Klamt constrói em seu poema uma teia de relações, embaralhando conceitos como os de tempo e memória, magia e ontologia, gênero e parentesco, brincando com as diferentes funções da linguagem. Sem pedantismos e obscurantismos, sem utilizar palavras difíceis e construções exóticas, mas proporcionando uma vasta gama de níveis interpretativos, Klamt consegue seduzir o leitor para a fruição da poesia. (SCHERER, 2012)

Para Scherer, Espantosa História de Ruffus vem preencher uma lacuna na produção poética contemporânea.

As ilustrações de Fernando Lindote, para a história, poetizam plasticamente, acompanhando a biografia. Com uma linha minimalista e cores fortes do projeto gráfico de Vanessa Schultz, as ilustrações podem ser lidas como pequenos biografemas, a compor a narrativa, ora sendo uma concretude literal, ora tomando vida e extrapolando o sentido.

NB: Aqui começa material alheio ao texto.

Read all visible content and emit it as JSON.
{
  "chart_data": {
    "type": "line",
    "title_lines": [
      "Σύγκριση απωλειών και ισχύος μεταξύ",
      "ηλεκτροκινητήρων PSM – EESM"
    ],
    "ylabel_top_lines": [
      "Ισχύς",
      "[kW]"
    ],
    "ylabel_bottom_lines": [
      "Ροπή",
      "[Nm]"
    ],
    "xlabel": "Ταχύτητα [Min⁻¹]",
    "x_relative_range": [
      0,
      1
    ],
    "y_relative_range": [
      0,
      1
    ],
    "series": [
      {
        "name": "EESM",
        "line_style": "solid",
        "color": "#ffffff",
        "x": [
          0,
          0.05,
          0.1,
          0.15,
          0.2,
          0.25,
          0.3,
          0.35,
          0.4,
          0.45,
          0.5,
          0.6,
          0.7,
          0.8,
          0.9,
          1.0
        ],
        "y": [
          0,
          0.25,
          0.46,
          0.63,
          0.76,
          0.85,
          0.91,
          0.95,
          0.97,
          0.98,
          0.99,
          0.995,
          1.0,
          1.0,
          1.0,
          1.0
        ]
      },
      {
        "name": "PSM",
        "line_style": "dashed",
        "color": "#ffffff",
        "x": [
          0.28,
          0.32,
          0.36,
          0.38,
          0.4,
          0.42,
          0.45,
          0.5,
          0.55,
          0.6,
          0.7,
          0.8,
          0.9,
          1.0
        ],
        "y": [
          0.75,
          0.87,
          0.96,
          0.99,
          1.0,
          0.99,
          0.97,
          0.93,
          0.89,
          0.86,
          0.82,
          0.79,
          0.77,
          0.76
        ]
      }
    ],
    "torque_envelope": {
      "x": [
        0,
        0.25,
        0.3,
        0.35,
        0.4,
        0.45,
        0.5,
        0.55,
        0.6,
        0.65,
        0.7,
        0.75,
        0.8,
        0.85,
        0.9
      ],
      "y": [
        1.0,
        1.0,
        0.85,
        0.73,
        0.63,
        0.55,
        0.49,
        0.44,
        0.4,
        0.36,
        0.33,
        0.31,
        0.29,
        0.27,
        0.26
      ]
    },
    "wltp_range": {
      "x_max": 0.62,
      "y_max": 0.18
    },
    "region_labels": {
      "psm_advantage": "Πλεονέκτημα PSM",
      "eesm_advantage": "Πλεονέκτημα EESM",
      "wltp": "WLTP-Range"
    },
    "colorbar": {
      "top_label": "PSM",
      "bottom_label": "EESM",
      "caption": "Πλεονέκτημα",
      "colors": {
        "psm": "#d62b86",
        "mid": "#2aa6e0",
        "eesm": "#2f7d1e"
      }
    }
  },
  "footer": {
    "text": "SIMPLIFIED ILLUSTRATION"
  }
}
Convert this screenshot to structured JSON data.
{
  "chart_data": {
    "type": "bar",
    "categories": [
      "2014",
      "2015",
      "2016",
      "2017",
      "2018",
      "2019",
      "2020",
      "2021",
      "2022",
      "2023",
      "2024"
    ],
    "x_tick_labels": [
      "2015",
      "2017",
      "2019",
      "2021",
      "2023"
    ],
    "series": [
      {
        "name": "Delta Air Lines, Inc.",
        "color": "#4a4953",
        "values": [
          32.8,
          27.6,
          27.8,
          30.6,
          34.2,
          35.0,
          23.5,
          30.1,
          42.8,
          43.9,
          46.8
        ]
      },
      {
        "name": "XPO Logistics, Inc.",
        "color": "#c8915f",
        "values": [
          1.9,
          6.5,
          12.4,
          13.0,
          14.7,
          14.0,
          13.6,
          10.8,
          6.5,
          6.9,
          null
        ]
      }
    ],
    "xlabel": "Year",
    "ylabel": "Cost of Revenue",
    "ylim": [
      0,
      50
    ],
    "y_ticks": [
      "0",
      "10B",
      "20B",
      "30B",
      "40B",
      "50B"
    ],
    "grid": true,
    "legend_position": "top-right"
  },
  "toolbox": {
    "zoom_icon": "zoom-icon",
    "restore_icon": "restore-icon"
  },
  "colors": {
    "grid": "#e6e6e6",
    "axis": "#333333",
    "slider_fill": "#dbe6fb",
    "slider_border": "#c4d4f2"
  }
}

Rui de Oliveira (2008) comenta as características descritivas e narrativas presentes em cada ilustração para o público infantil. Lindote sem dúvida narra uma história, mas nem sempre a descreve, às vezes dá-se ao luxo de escolher suas próprias imagens para ali compor, monologando com o texto, conforme comenta Gizelle Kaminski Corso (2012) na resenha que escreve para os leitores da biblioteca Barca dos Livros. Para essa autora as ilustrações de Lindote marcam uma presença-ausência, rabiscadas sutilmente. Espantosa História de Ruffus ganhou o prêmio Elizabete Anderli, pela Fundação Catarinense de Cultura.


Referências

CORSO, Gizelle Kaminski. Resenha de Espantosa História de Ruffus. Núcleo de Estudos e Pesquisas da Barca dos Livros. Disponível em: http://nepbarcadoslivros.wordpress.com/author/gizellekaminskicorso/, acessado em 29 de abril de 2012.

KLAMT, Valdemir. Espantosa História de Ruffus. Florianópolis: Nauemblu/Lábias, 2010.

SCHERER, Telma. A Reinvenção da Ternura. Disponível em: http://www.germinaliteratura.com.br/2010/livros_reinvencaodaternura_por_telmascherer.htm , acessado em 29 de abril de 2012.

OLIVEIRA, Rui. In: OLIVEIRA, Ieda de. O que é qualidade em ilustração no livro infantil e juvenil – com a palavra o ilustrador. São Paulo: DCL, 2008. p.35.